Slashdot Mirror

← Back to Stories (view on slashdot.org)

Hydan: Steganography in Executables

Posted by ryuzaki0 on Thursday August 12, 2004 @09:03AM from the something-to-hack-on dept.

An anonymous reader says "Ever wanted to hide a message into an executable? Now you can with Hydan. Presented recently by Rakan El-Khalil at Defcon and Blackhat, this tool lets you embed data into an application without changing its functionality or filesize! Check it out.
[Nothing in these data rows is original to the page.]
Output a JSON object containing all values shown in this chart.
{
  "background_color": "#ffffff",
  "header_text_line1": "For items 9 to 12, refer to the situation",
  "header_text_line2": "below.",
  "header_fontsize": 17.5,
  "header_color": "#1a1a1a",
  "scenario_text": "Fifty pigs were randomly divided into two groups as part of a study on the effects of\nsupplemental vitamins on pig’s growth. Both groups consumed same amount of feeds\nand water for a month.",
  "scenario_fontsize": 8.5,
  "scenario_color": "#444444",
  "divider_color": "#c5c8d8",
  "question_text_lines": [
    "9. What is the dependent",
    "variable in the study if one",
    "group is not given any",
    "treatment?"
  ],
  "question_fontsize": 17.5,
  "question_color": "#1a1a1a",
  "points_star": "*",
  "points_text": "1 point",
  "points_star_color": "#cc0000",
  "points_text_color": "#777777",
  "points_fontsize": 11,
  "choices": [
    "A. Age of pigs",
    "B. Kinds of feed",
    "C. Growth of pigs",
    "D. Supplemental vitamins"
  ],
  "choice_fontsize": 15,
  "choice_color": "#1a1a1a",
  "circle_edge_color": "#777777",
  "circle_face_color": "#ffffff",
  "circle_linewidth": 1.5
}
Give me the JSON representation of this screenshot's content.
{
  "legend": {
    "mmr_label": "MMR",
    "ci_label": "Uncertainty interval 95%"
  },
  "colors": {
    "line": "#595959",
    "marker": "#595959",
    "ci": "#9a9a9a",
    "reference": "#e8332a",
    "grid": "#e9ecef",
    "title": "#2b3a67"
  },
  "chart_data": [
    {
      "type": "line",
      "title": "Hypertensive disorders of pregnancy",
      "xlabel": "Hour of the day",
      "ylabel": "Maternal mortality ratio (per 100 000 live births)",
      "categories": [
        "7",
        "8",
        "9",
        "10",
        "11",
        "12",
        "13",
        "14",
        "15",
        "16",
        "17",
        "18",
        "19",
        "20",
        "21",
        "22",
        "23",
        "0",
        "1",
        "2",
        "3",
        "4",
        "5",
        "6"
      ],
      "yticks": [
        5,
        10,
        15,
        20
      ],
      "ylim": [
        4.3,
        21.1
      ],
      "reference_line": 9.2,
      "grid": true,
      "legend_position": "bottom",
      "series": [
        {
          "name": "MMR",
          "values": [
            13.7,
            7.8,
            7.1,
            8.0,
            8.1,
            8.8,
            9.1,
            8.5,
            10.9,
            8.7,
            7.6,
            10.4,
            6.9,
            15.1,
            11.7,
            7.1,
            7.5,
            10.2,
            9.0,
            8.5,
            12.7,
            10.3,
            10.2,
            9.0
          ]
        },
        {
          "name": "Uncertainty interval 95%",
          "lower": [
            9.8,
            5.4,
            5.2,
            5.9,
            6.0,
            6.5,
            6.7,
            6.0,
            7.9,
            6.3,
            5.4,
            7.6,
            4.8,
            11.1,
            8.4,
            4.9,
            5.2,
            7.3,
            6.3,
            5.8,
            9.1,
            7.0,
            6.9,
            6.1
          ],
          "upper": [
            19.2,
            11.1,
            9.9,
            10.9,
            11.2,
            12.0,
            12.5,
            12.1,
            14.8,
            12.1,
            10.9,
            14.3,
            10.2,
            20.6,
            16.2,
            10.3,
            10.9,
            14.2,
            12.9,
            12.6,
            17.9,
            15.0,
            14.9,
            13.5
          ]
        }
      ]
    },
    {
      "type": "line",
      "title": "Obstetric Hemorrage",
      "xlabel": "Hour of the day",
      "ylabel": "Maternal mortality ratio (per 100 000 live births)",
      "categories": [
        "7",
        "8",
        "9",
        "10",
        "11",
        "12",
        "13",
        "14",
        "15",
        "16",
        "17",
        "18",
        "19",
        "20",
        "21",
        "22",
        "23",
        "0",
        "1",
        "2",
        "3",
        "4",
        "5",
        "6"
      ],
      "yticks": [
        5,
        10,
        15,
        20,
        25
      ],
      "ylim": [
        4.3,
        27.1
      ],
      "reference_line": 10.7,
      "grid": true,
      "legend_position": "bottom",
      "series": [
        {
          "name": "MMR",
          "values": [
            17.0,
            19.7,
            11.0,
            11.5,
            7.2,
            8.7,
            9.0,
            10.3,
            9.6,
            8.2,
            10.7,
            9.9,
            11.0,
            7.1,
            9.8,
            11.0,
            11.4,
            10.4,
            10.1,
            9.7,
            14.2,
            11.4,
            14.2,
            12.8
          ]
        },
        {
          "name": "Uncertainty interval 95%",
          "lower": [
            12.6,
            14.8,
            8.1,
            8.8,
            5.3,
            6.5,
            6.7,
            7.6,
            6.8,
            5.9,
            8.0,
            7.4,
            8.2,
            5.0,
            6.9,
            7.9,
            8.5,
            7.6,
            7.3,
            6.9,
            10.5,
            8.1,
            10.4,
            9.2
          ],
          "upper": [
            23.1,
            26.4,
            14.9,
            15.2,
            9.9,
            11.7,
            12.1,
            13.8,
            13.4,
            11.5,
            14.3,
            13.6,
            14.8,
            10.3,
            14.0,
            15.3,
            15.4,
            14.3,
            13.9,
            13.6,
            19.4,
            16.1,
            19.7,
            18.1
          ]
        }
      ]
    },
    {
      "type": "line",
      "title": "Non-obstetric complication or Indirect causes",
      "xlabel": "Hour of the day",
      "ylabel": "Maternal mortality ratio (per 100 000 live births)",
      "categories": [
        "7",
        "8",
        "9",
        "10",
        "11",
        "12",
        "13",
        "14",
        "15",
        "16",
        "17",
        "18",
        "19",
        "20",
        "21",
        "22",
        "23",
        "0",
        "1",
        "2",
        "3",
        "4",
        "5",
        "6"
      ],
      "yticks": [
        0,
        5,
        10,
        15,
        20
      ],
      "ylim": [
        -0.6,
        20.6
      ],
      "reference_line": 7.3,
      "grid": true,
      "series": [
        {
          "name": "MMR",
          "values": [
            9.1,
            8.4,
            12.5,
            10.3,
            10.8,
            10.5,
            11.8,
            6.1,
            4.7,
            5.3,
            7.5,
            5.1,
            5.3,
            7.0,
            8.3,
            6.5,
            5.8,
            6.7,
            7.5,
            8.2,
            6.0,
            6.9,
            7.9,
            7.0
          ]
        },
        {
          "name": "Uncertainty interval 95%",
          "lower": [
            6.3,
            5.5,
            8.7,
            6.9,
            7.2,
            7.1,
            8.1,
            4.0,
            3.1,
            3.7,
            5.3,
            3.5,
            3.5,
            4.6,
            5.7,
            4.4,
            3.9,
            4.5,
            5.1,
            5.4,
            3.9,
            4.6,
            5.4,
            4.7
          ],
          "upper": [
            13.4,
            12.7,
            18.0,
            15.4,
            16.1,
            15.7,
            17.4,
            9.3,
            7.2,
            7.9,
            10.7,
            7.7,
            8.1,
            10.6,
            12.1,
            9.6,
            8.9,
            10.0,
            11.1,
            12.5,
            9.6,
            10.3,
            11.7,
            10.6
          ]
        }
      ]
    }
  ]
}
Use includes steganography as well as embedding a program's signature into itself to verify it's not been tampered with."

2 of 235 comments (clear)

Min score:

Reason:

Sort:

Re:without changing its functionality or filesize! by jdray · 2004-08-12 09:11 · Score: 5, Informative

From the article:
Hydan steganographically conceals a message into an application. It exploits redundancy in the i386 instruction set by defining sets of functionally equivalent instructions. It then encodes information in machine code by using the appropriate instructions from each set.

--
The Spoon
Updated 6/28/2011
Re:Information Theory by Carnildo · 2004-08-12 09:23 · Score: 5, Informative

inc ax
add ax, 1
add al, 1
inc eax
add eax, 1

All of these i386 instructions do the same thing, but they've got different binary representations. If you encode your information by which instruction you use, you can hide the message without changing filesize or functionality.

--
"They redundantly repeated themselves over and over again incessantly without end ad infinitum" -- ibid.